Engineering Contradictions & Design Principles
Engineering Contradiction Analysis
1Adaptability or versatility
If local packet gleaning and local probing are used for IPDT, then endpoint tracking is maintained at individual network devices, but the system cannot adapt to non-standard endpoint behaviors and lacks scalability for different endpoint types
Solution Approach 1:
The patent segments the endpoint tracking functionality by introducing fabric-wide endpoint type classification that divides endpoints into standardized and non-standardized categories. This segmentation allows different tracking approaches to be applied to different endpoint types, with standardized endpoints using traditional local probing and non-standardized endpoints receiving alternative tracking methods, thereby resolving the contradiction between adaptability and complexity
Solution Approach 2:
The patent introduces an intermediary mechanism (fabric-wide endpoint type classification and identification) that mediates between the uniform local probing approach and the need for customized tracking for IoT/OT devices. This intermediary layer enables the system to identify endpoint types and apply appropriate tracking strategies without requiring complete redesign of the existing IPDT framework
2Reliability
If uniform endpoint tracking is applied to all devices, then implementation is simple, but non-standard endpoints like IoT/OT devices cannot be properly tracked
Solution Approach 1:
The patent applies local quality by enabling differentiated tracking behavior based on endpoint type classification. Standardized endpoints continue to use traditional ARP-based probing while non-standardized endpoints (IoT/OT devices) receive customized tracking approaches.
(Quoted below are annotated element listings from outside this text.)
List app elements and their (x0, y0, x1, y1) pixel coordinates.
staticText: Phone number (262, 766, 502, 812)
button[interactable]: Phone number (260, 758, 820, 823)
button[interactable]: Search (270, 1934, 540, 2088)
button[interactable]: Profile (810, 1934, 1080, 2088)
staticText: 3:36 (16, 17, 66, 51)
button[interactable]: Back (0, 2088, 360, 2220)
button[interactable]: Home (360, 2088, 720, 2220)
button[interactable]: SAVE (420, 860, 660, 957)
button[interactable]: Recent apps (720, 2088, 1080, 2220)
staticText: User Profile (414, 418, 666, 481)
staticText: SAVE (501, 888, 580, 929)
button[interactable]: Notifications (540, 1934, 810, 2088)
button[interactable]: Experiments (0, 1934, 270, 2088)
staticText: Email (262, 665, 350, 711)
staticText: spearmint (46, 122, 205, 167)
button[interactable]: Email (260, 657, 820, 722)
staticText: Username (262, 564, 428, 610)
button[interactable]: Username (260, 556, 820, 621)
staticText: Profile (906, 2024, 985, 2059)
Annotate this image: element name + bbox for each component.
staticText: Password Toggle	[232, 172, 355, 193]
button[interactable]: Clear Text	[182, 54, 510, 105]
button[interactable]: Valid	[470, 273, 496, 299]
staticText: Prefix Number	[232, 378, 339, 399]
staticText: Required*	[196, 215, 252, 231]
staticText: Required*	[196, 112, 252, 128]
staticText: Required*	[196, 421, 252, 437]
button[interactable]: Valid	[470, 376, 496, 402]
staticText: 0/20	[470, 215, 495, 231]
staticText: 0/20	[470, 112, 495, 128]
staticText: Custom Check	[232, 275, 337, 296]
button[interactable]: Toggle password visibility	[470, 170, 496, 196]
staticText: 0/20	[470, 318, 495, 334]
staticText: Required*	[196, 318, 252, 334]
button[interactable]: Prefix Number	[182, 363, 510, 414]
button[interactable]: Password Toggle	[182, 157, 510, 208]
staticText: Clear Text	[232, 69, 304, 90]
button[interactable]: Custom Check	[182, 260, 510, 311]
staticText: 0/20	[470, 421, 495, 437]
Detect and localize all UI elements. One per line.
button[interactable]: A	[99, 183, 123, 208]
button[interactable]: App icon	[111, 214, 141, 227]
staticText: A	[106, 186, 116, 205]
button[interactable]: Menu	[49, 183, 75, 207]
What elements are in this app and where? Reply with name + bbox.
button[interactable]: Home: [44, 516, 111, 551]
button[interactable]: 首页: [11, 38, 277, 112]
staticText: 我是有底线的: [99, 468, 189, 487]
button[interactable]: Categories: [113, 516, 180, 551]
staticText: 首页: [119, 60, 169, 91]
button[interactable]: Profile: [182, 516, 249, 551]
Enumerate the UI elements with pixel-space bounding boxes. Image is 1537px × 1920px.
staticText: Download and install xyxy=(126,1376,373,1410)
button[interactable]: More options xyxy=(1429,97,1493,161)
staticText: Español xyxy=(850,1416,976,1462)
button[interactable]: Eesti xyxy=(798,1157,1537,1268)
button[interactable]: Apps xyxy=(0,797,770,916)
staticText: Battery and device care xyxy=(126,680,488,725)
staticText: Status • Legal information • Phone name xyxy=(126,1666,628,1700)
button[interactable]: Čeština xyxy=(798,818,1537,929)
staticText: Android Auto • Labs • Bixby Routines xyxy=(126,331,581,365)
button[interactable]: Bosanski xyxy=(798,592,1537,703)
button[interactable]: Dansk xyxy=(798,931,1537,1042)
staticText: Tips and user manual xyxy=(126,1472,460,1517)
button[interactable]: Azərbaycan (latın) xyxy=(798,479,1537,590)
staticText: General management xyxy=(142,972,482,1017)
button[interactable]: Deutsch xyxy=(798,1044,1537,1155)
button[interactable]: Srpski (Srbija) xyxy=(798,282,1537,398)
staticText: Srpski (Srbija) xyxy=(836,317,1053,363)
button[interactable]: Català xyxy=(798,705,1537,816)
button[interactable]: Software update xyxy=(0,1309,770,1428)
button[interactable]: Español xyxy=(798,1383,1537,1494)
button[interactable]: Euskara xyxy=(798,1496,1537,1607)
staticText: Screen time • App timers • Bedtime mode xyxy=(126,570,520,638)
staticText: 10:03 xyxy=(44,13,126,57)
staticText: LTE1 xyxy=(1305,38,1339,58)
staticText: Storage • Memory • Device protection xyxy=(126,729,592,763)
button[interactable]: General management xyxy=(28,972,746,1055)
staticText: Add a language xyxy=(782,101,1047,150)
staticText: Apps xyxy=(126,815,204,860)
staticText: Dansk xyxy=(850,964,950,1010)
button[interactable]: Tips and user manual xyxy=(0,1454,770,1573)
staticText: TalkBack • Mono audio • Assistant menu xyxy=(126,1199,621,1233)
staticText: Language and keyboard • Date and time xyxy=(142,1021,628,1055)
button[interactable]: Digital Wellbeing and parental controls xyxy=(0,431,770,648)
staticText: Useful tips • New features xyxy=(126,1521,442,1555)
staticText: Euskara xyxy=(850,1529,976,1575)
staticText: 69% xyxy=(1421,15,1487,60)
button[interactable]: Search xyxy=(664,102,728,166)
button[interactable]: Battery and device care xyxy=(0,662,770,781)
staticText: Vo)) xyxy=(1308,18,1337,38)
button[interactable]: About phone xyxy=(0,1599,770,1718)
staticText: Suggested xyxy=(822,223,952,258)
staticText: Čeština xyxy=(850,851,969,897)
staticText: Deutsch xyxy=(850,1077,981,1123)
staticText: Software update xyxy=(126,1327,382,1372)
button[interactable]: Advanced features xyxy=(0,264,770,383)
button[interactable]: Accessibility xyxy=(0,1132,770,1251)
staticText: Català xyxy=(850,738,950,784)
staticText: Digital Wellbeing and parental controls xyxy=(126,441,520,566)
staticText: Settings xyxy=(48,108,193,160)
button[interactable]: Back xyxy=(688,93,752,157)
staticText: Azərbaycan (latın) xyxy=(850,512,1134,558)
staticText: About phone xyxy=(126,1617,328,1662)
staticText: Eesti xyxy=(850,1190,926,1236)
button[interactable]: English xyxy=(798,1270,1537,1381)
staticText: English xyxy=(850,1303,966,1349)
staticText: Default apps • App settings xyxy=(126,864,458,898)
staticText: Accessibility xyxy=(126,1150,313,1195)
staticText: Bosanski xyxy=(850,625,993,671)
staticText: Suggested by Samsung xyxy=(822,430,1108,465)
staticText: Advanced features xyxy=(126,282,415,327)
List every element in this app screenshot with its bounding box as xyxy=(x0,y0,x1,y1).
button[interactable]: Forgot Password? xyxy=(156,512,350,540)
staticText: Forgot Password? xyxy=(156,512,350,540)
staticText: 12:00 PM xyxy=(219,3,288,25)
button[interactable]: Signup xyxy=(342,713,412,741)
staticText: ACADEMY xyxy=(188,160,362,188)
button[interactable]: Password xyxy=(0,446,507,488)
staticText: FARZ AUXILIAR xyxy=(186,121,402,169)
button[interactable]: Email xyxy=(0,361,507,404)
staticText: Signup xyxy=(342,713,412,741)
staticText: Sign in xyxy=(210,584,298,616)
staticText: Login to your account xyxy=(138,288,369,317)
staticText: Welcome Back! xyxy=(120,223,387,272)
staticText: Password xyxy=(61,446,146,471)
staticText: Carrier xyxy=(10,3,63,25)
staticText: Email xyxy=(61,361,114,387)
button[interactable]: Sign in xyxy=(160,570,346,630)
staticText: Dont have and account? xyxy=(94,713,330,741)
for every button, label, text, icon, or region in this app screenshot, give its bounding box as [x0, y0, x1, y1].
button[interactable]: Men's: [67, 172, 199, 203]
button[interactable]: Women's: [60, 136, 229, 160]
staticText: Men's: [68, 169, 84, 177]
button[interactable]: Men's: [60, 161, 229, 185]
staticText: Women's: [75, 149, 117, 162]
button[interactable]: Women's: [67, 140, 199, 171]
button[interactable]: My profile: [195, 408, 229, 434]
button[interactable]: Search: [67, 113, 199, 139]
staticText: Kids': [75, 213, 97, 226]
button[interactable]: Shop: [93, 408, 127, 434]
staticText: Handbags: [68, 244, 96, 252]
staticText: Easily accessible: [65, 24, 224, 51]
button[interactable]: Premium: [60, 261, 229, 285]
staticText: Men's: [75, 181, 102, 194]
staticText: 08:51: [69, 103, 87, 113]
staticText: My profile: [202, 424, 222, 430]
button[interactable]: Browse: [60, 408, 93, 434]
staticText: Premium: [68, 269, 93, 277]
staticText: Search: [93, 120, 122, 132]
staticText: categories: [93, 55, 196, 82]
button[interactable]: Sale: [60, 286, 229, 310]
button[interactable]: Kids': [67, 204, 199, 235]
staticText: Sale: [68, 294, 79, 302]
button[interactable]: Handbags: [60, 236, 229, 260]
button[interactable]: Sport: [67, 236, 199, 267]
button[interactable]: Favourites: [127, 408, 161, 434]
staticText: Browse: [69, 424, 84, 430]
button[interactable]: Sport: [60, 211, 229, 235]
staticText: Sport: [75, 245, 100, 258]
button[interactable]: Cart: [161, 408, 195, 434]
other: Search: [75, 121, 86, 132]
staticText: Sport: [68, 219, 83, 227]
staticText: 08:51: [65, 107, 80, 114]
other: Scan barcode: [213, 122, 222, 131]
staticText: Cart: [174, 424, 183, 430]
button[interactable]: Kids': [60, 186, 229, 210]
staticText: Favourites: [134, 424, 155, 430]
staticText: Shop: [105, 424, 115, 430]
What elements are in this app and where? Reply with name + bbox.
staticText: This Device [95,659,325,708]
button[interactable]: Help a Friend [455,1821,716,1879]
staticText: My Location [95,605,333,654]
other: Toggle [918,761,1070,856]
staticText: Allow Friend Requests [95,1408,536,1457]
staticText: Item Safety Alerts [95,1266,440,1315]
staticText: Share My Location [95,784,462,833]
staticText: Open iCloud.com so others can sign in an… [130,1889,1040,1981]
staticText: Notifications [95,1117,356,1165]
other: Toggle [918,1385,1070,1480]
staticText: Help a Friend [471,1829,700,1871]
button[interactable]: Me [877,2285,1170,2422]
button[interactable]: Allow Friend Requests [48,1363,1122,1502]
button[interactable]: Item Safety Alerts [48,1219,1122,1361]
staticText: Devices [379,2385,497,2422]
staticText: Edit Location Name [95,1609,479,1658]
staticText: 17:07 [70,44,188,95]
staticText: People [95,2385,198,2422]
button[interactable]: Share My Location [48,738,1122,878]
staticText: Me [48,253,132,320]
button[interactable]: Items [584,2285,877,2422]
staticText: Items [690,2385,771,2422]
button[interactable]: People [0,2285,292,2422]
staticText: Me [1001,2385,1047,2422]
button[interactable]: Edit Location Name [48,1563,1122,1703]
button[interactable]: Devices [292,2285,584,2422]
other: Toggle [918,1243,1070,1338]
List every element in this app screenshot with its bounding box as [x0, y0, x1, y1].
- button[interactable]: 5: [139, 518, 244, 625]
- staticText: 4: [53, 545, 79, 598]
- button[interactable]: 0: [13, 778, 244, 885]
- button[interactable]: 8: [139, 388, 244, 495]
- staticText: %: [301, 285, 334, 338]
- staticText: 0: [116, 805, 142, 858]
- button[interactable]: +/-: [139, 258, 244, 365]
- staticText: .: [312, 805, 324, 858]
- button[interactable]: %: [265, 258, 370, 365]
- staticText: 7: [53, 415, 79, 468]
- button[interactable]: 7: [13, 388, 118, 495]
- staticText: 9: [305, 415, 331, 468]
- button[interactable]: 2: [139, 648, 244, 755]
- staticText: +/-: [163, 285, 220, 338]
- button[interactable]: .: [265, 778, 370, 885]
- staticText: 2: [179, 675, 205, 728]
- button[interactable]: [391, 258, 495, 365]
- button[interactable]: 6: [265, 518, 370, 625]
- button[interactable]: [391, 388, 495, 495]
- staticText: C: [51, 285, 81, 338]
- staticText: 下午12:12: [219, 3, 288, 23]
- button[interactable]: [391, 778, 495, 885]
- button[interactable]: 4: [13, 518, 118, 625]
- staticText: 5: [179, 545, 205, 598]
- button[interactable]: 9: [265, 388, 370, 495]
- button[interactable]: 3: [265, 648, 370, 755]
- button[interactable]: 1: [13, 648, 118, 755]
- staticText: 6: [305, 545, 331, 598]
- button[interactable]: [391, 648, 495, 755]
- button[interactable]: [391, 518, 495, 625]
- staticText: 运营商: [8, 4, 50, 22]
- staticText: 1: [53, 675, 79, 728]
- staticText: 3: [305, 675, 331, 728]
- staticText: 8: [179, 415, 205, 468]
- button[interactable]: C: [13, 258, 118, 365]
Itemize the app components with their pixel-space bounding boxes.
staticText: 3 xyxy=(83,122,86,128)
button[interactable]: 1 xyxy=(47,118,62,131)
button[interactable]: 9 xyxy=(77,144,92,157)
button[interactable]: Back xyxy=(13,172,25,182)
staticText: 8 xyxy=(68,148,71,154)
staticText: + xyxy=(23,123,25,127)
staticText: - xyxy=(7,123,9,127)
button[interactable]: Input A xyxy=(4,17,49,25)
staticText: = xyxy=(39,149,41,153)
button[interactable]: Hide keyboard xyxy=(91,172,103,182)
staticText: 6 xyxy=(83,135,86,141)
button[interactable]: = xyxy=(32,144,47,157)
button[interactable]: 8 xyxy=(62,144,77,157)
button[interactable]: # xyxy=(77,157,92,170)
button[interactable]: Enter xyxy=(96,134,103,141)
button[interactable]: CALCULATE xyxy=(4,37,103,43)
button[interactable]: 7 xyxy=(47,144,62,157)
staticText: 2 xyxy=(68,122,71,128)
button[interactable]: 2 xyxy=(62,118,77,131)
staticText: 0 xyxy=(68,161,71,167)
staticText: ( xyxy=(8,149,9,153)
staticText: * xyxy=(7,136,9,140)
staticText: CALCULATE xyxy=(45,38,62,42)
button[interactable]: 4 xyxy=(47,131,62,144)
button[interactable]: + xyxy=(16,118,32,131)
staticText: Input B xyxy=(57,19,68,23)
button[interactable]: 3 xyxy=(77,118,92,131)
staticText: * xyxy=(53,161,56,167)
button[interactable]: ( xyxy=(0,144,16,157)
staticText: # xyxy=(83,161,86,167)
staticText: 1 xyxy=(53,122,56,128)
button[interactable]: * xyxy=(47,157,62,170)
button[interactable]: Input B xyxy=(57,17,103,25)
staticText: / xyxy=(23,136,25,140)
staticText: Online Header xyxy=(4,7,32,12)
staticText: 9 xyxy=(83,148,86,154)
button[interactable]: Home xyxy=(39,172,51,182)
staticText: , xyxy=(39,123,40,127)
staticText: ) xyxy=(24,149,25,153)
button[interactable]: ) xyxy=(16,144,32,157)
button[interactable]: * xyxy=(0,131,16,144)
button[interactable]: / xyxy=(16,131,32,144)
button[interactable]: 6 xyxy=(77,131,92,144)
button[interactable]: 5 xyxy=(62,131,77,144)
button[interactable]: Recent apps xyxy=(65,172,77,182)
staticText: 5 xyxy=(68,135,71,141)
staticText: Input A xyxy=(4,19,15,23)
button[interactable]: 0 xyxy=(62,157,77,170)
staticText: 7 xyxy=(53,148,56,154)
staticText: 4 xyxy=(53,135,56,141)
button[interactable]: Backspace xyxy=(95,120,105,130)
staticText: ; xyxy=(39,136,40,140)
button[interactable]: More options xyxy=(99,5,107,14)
This localized adaptation improves tracking reliability for diverse endpoints without requiring complete system-wide complexity
3Adaptability or versatility
If L2 flooding is used as a workaround for non-standard endpoints, then endpoint discovery is achieved, but network efficiency deteriorates due to excessive traffic
Solution Approach 1:
The patent extracts the endpoint discovery function from the generic L2 flooding approach and implements it through targeted fabric-wide classification and type-specific probing. Instead of flooding the entire network with broadcast traffic, the system identifies non-standard endpoints through fabric-wide classification and applies customized, efficient discovery methods only where needed, thereby maintaining adaptability while eliminating excessive bandwidth consumption
Data Source
AI summary
Techniques for leveraging a software defined tracking architecture for endpoint probing are described. An orchestrator of a network fabric receives probing rules associated with a particular endpoint type. The orchestrator receives a notification that an event occurred with respect to an and point connected to the fabric edge device, the notification indicates that the endpoint is of the particular endpoint type. Based at least in part on the endpoint being of the particular endpoint type, the orchestrator transmits instructions, based at least in part on the probing rules, regarding how to probe the endpoint, to the fabric edge device.